Классный журнал

Дмитрий Быков Дмитрий
Быков

Поджигатель

04 ноября 2019 15:02
Очевидно, главная тема этого номера не оставила равнодушным писателя и поэта Дмитрия Быкова, взволновала. В итоге мы получили от Дмитрия Быкова интерпретацию темы «Дым» сразу в двух видах - поэтическом и прозаическом. Прозаическая версия — здесь.


Под Самонихой поймали поджигателя, и Потапов поехал на допрос. Поджигатель оказался неожиданно приличным с виду молодым человеком в джинсах и рубашке цвета хаки с коротким рукавом.

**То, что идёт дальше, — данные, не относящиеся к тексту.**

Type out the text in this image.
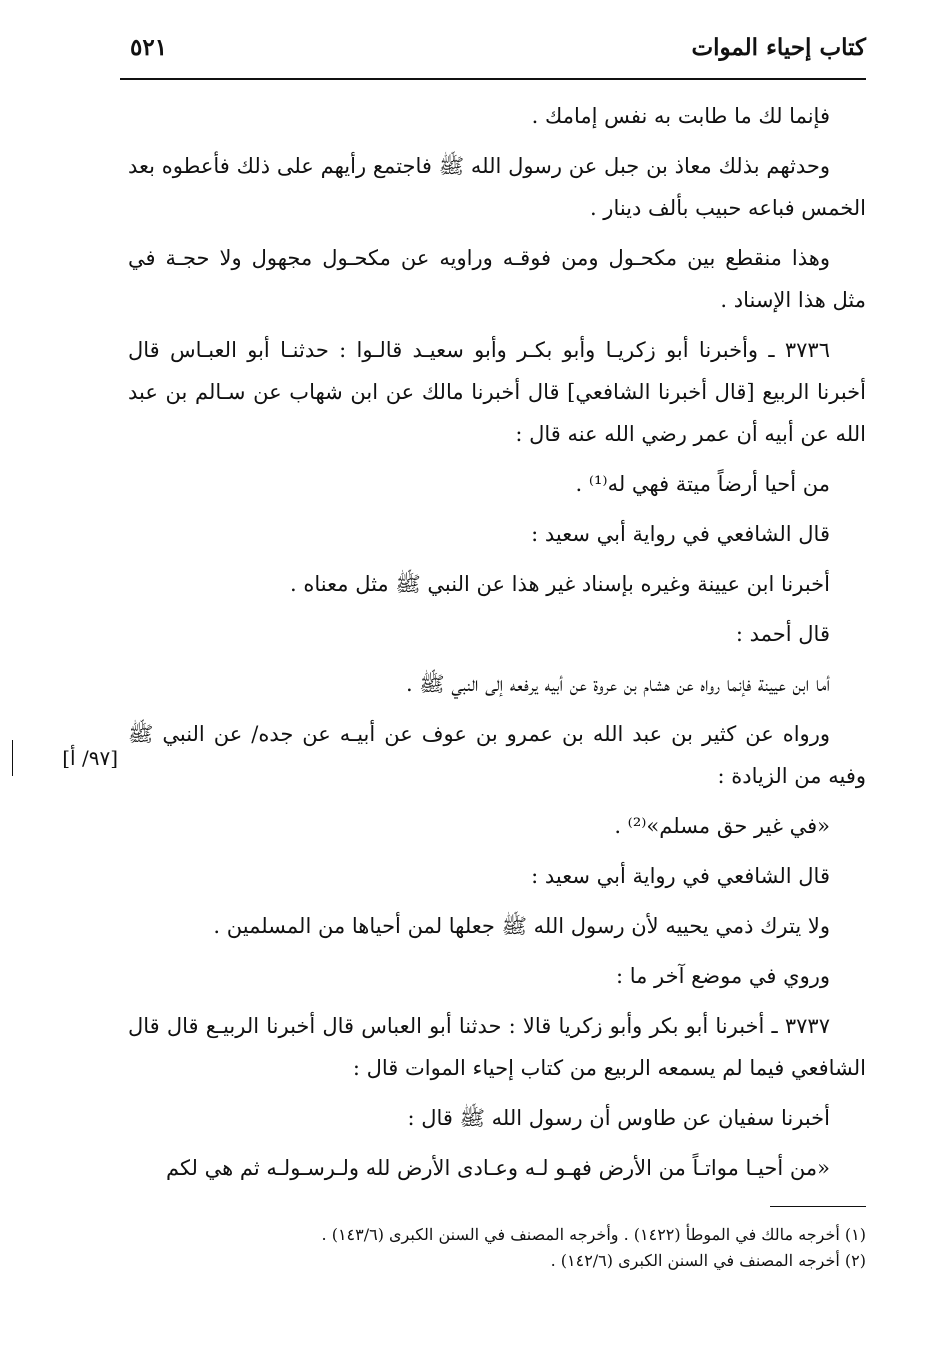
كتاب إحياء الموات
٥٢١

فإنما لك ما طابت به نفس إمامك .

وحدثهم بذلك معاذ بن جبل عن رسول الله ﷺ فاجتمع رأيهم على ذلك فأعطوه بعد الخمس فباعه حبيب بألف دينار .

وهذا منقطع بين مكحـول ومن فوقـه وراويه عن مكحـول مجهول ولا حجـة في مثل هذا الإسناد .

٣٧٣٦ ـ وأخبرنا أبو زكريـا وأبو بكـر وأبو سعيـد قالـوا : حدثنـا أبو العبـاس قال أخبرنا الربيع [قال أخبرنا الشافعي] قال أخبرنا مالك عن ابن شهاب عن سـالم بن عبد الله عن أبيه أن عمر رضي الله عنه قال :

من أحيا أرضاً ميتة فهي له⁽¹⁾ .

قال الشافعي في رواية أبي سعيد :

أخبرنا ابن عيينة وغيره بإسناد غير هذا عن النبي ﷺ مثل معناه .

قال أحمد :

أما ابن عيينة فإنما رواه عن هشام بن عروة عن أبيه يرفعه إلى النبي ﷺ .

ورواه عن كثير بن عبد الله بن عمرو بن عوف عن أبيـه عن جده/ عن النبي ﷺ وفيه من الزيادة :

«في غير حق مسلم»⁽²⁾ .

قال الشافعي في رواية أبي سعيد :

ولا يترك ذمي يحييه لأن رسول الله ﷺ جعلها لمن أحياها من المسلمين .

وروي في موضع آخر ما :

٣٧٣٧ ـ أخبرنا أبو بكر وأبو زكريا قالا : حدثنا أبو العباس قال أخبرنا الربيـع قال قال الشافعي فيما لم يسمعه الربيع من كتاب إحياء الموات قال :

أخبرنا سفيان عن طاوس أن رسول الله ﷺ قال :

«من أحيـا مواتـاً من الأرض فهـو لـه وعـادى الأرض لله ولـرسـولـه ثم هي لكم

[٩٧/ أ]

(١) أخرجه مالك في الموطأ (١٤٢٢) . وأخرجه المصنف في السنن الكبرى (١٤٣/٦) .

(٢) أخرجه المصنف في السنن الكبرى (١٤٢/٦) .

С местной полицией он разговаривать отказался, потребовал районное начальство, а когда приехал Потапов — ему самому было любопытно, поджигатели до сих пор ускользали, — с вызывающим видом потребовал у него документы.
 
— Ишь, — лебезя перед Потаповым, сказал участковый. — Документы ему.
 
Участковый с идиотской фамилией Пиняев был толст, одышлив, страдал от жары и вот уже две недели караулил поджигателей, но сделать ничего не мог: горела Самониха, и Тетеревка, и Усково, и вся Чимганская область, и если бы только она. Но сколько бы Потапов в отчетах ни списывал все на жару, он по некоторым приметам, для профессионала несложным, понимал: работали люди, большая сеть, с хорошим прикрытием, с быстрым транспортом, и кто-то из местных был с ними в сговоре.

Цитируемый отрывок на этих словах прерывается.